The trouble for Johnson and Dr Fox, the International Trade Secretary (he is an idiot, alright,
but difficult to see what use he can be of to anyone), is that so far there is
not so much as a whiff of the free trade deals we have been hearing so much
about, and which Dr Fox is presenting to the heads of different countries round
the globe (including but not limited to the dictator in Philippines, who once
referred to Barak Obama as one can only assume his (the dictator’s, not Obama’s)

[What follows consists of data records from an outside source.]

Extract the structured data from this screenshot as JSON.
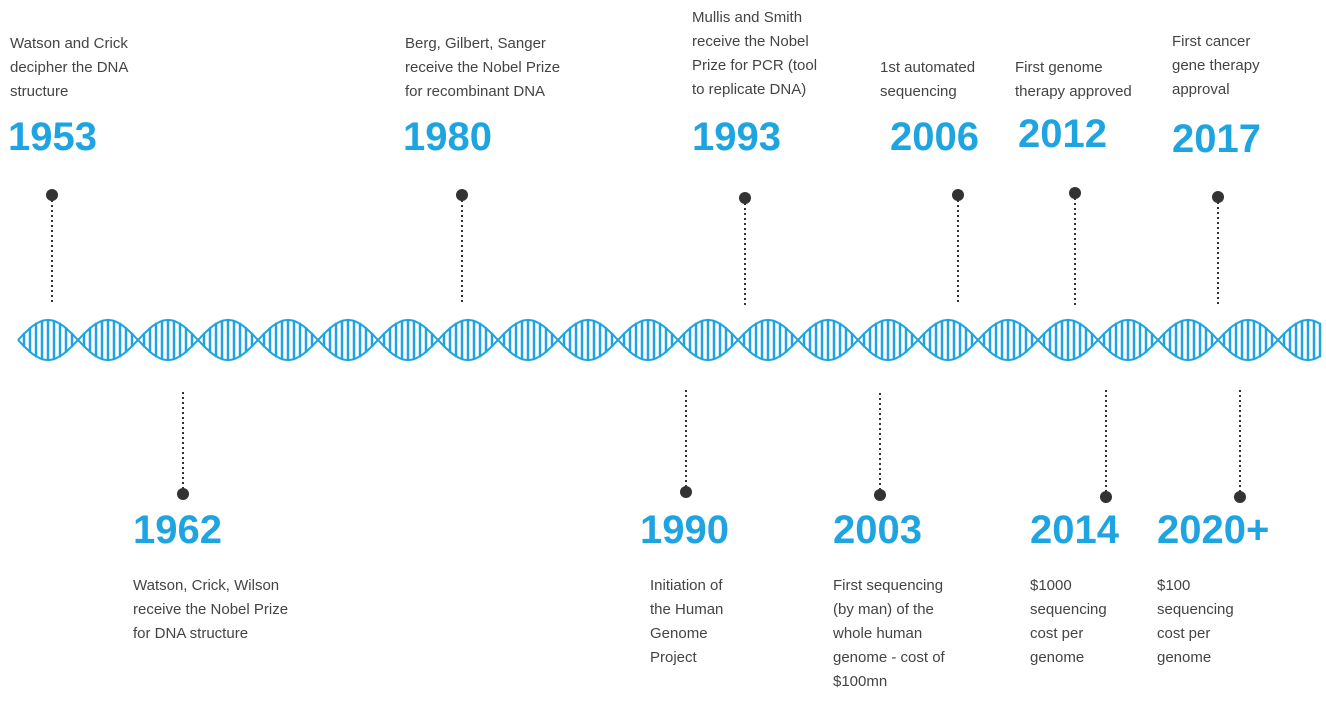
{
  "events": [
    {
      "year": "1953",
      "lines": [
        "Watson and Crick",
        "decipher the DNA",
        "structure"
      ]
    },
    {
      "year": "1962",
      "lines": [
        "Watson, Crick, Wilson",
        "receive the Nobel Prize",
        "for DNA structure"
      ]
    },
    {
      "year": "1980",
      "lines": [
        "Berg, Gilbert, Sanger",
        "receive the Nobel Prize",
        "for recombinant DNA"
      ]
    },
    {
      "year": "1990",
      "lines": [
        "Initiation of",
        "the Human",
        "Genome",
        "Project"
      ]
    },
    {
      "year": "1993",
      "lines": [
        "Mullis and Smith",
        "receive the Nobel",
        "Prize for PCR (tool",
        "to replicate DNA)"
      ]
    },
    {
      "year": "2003",
      "lines": [
        "First sequencing",
        "(by man) of the",
        "whole human",
        "genome - cost of",
        "$100mn"
      ]
    },
    {
      "year": "2006",
      "lines": [
        "1st automated",
        "sequencing"
      ]
    },
    {
      "year": "2012",
      "lines": [
        "First genome",
        "therapy approved"
      ]
    },
    {
      "year": "2014",
      "lines": [
        "$1000",
        "sequencing",
        "cost per",
        "genome"
      ]
    },
    {
      "year": "2017",
      "lines": [
        "First cancer",
        "gene therapy",
        "approval"
      ]
    },
    {
      "year": "2020+",
      "lines": [
        "$100",
        "sequencing",
        "cost per",
        "genome"
      ]
    }
  ]
}
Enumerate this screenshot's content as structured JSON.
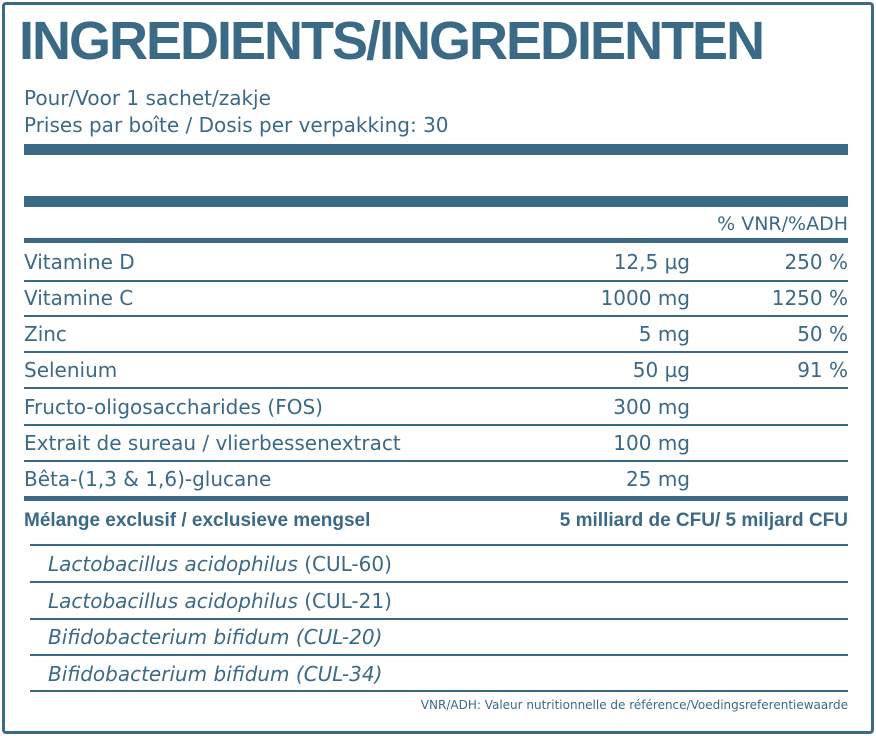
{
  "header": {
    "title": "INGREDIENTS/INGREDIENTEN",
    "serving": "Pour/Voor 1 sachet/zakje",
    "servings_per_box": "Prises par boîte / Dosis per verpakking: 30"
  },
  "table": {
    "column_header": "% VNR/%ADH",
    "rows": [
      {
        "name": "Vitamine D",
        "amount": "12,5 µg",
        "pct": "250 %"
      },
      {
        "name": "Vitamine C",
        "amount": "1000 mg",
        "pct": "1250 %"
      },
      {
        "name": "Zinc",
        "amount": "5 mg",
        "pct": "50 %"
      },
      {
        "name": "Selenium",
        "amount": "50 µg",
        "pct": "91 %"
      },
      {
        "name": "Fructo-oligosaccharides (FOS)",
        "amount": "300 mg",
        "pct": ""
      },
      {
        "name": "Extrait de sureau / vlierbessenextract",
        "amount": "100 mg",
        "pct": ""
      },
      {
        "name": "Bêta-(1,3 & 1,6)-glucane",
        "amount": "25 mg",
        "pct": ""
      }
    ],
    "blend": {
      "name": "Mélange exclusif / exclusieve mengsel",
      "amount": "5 milliard de CFU/ 5 miljard CFU"
    },
    "strains": [
      {
        "species": "Lactobacillus acidophilus",
        "code": " (CUL-60)"
      },
      {
        "species": "Lactobacillus acidophilus",
        "code": " (CUL-21)"
      },
      {
        "species": "Bifidobacterium bifidum (CUL-20)",
        "code": ""
      },
      {
        "species": "Bifidobacterium bifidum (CUL-34)",
        "code": ""
      }
    ]
  },
  "footnote": "VNR/ADH: Valeur nutritionnelle de référence/Voedingsreferentiewaarde",
  "colors": {
    "brand": "#3b6a86",
    "background": "#ffffff"
  }
}
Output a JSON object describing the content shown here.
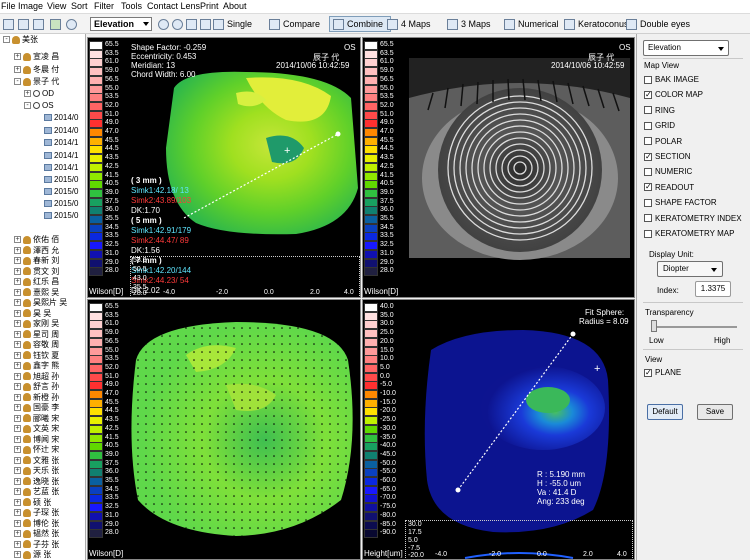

favourite part of female anatomy).
It was left to Sir Martin Donnelly, a highly experienced civil
servant, who, until last year, was the permanent secretary in Dr Fox’s Department
of International Trade, to tell some home truths to the fantasists in the two
parties. Brexit and giving up membership of single market and customs union for
future free trade deals elsewhere, Mr Donnelly said, was like giving up a three-course
meal now for a packet of crisps and promise of future. Three-fifth of the UK’s current
trade, Mr Donnelley explained, was with the EU or countries with which the EU
(as a bloc) has preferential deals with. It beggars belief that the hard
Brexiteers are prepared to piss on this in the delusion that the rest of the
world is queuing up to strike deals with the UK. As for Corbyn’s nonsense about
‘frictionless trade’ Donnelley warned that it is not even a legal term. Having your
cake and eating it, as Donnelley rightly observed, is not an option in the real
world, not that it will penetrate Corbyn’s thick skull.
Theresa May might go to India and wear as many bright-coloured
saris as she wants, or she might go to China and pose next to the Chinese
dragon (looking only marginally more scary), there is no sign, yet, that these
two Asian giants are in a mood to give any definite assurance to the UK. As for
America, with whom the UK politicians fondly believe we have a special
relationship, with Trump in the White House, we will soon find out that the
special relationship is the same as the McDonald’s has with cows. Trump does not believe
in special relationships. He believes in deals. And any deal Trump has anything
to do with has only one winner. Trump.